DESCRIPTION (provided by applicant): This project focuses on essential proteins from three major global pathogenic protozoa, Trypanosoma brucei, Trypanosoma cruzi and Leishmania species. These are related parasites which cause sleeping sickness, Chagas disease, and leishmaniasis, respectively, and are responsible for tens of millions of infections annually, mainly in the tropical and subtropical areas of the world. These sophisticated protozoa are able to avoid the host defense systems, and cause prolonged suffering for the patients. The few drugs that are available have serious side-effects and drug resistance problems are rising. This proposal addresses the need for developing new therapeutics by targeting a critical biological pathway shared by these eukaryotic organisms. This strategy will facilitate drug development across the three protozoa by using the same inhibitor scaffolds. Specifically, three aminoacyl-tRNA synthetase (aaRS) families that are essential for protein synthesis in living cells will be targeted by integrating structure-based and compound library screening methodologies. The approaches include: (i) "piggyback" inhibitor development based on known aaRS inhibitors for other pathogens (some of which inhibit trypanosomatids several orders of magnitude better than human cells), (ii) high throughput solution screening of chemical libraries, (iii) fragment cocktail crystallographically, and (iv) computational chemistry. Compound hits will be subjected to rounds of optimization to improve potency and selectivity by structure-based design. Newly synthesized inhibitors will be evaluated by enzyme and cell-based assays to assess efficacy, selectivity and toxicity. The goal of this project is to arrive at one or two submicromolar inhibitors for five of the aaRS enzymes targeted. These would provide new starting points for subsequent drug development efforts. PUBLIC HEALTH RELEVANCE: The research is directly relevant to the development of therapeutic agents for major, yet largely neglected, diseases occurring in tropical and subtropical areas, threatening hundreds of millions of people. Highly potent compounds that selectively inhibit protein synthesis in pathogenic protozoa will be optimized using structure-based drug design methods.

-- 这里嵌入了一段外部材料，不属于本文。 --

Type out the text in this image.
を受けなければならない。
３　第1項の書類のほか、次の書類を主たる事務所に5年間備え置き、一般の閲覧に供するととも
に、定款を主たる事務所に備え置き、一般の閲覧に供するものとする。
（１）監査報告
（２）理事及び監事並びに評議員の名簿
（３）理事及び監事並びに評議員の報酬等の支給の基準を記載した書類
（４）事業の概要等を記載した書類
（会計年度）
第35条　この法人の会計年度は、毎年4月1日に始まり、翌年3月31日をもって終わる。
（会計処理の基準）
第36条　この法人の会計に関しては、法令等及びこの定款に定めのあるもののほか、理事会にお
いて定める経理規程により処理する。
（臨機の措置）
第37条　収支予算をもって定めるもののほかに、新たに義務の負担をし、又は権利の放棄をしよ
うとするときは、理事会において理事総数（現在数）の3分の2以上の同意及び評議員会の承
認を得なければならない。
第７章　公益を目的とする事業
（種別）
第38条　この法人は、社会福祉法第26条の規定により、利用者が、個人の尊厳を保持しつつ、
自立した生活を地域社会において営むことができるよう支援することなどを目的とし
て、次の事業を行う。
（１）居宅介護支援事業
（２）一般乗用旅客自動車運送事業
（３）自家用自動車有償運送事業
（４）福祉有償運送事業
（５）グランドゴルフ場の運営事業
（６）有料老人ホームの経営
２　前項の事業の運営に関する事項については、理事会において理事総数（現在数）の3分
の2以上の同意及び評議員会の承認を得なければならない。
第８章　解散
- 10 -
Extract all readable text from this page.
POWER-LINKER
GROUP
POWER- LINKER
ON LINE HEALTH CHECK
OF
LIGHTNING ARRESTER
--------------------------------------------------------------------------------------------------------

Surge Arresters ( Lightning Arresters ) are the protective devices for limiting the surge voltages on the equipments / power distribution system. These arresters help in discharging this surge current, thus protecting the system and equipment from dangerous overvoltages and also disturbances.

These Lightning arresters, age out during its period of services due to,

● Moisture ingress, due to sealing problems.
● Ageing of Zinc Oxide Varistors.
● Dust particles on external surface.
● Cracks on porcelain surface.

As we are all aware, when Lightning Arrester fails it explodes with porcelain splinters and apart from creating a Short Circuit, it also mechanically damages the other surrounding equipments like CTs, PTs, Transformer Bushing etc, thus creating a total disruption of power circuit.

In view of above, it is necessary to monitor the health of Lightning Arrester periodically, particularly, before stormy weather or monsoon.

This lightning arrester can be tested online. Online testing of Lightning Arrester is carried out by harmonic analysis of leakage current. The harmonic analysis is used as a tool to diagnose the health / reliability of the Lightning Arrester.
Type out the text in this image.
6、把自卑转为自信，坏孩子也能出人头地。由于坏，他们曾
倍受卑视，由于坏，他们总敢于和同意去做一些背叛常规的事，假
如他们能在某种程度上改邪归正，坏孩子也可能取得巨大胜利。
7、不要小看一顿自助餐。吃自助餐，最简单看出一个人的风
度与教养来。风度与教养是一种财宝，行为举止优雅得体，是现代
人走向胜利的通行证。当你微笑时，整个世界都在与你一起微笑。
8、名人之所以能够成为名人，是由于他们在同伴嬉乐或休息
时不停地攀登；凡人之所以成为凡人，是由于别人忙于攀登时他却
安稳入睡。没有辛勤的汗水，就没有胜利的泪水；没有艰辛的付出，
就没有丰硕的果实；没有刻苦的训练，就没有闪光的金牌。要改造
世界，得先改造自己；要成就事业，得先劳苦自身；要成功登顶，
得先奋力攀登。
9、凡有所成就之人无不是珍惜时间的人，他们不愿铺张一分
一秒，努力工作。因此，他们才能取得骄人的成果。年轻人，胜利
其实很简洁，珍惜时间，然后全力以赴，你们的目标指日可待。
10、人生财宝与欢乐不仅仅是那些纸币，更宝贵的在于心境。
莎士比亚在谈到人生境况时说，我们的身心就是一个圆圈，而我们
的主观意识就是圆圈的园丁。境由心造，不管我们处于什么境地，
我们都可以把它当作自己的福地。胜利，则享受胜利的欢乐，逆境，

描述（由申请人提供）：该项目的重点是三种主要的全球致病性原生动物，布氏锥虫，克氏锥虫和利什曼原虫物种的必需蛋白质。这些是相关的寄生虫，分别引起昏睡病、恰加斯病和利什曼病，每年造成数千万人感染，主要发生在世界的热带和亚热带地区。这些复杂的原生动物能够避开宿主的防御系统，并给患者造成长期的痛苦。现有的少数药物具有严重的副作用，耐药性问题正在上升。该提案通过靶向这些真核生物共有的关键生物学途径来解决开发新疗法的需求。这一策略将通过使用相同的抑制剂支架来促进跨越三种原生动物的药物开发。 具体而言，三个氨酰-tRNA合成酶（阿尔斯）的家庭是必不可少的蛋白质合成活细胞将有针对性的整合结构为基础的化合物库筛选方法。这些方法包括：（i）基于已知的用于其它病原体的阿尔斯抑制剂的“背负式”抑制剂开发（其中一些抑制锥虫比人细胞好几个数量级），（ii）化学文库的高通量溶液筛选，（iii）晶体学上的片段混合物，和（iv）计算化学。化合物命中将经历多轮优化，以通过基于结构的设计提高效力和选择性。新合成的抑制剂将通过基于酶和细胞的试验进行评价，以评估疗效、选择性和毒性。该项目的目标是为五种靶向阿尔斯酶找到一种或两种亚微摩尔抑制剂。这将为随后的药物开发工作提供新的起点。 公共卫生关系：这项研究直接关系到热带和亚热带地区发生的主要但在很大程度上被忽视的疾病的治疗剂的开发，这些疾病威胁着数亿人。选择性抑制病原性原生动物蛋白质合成的高效化合物将使用基于结构的药物设计方法进行优化。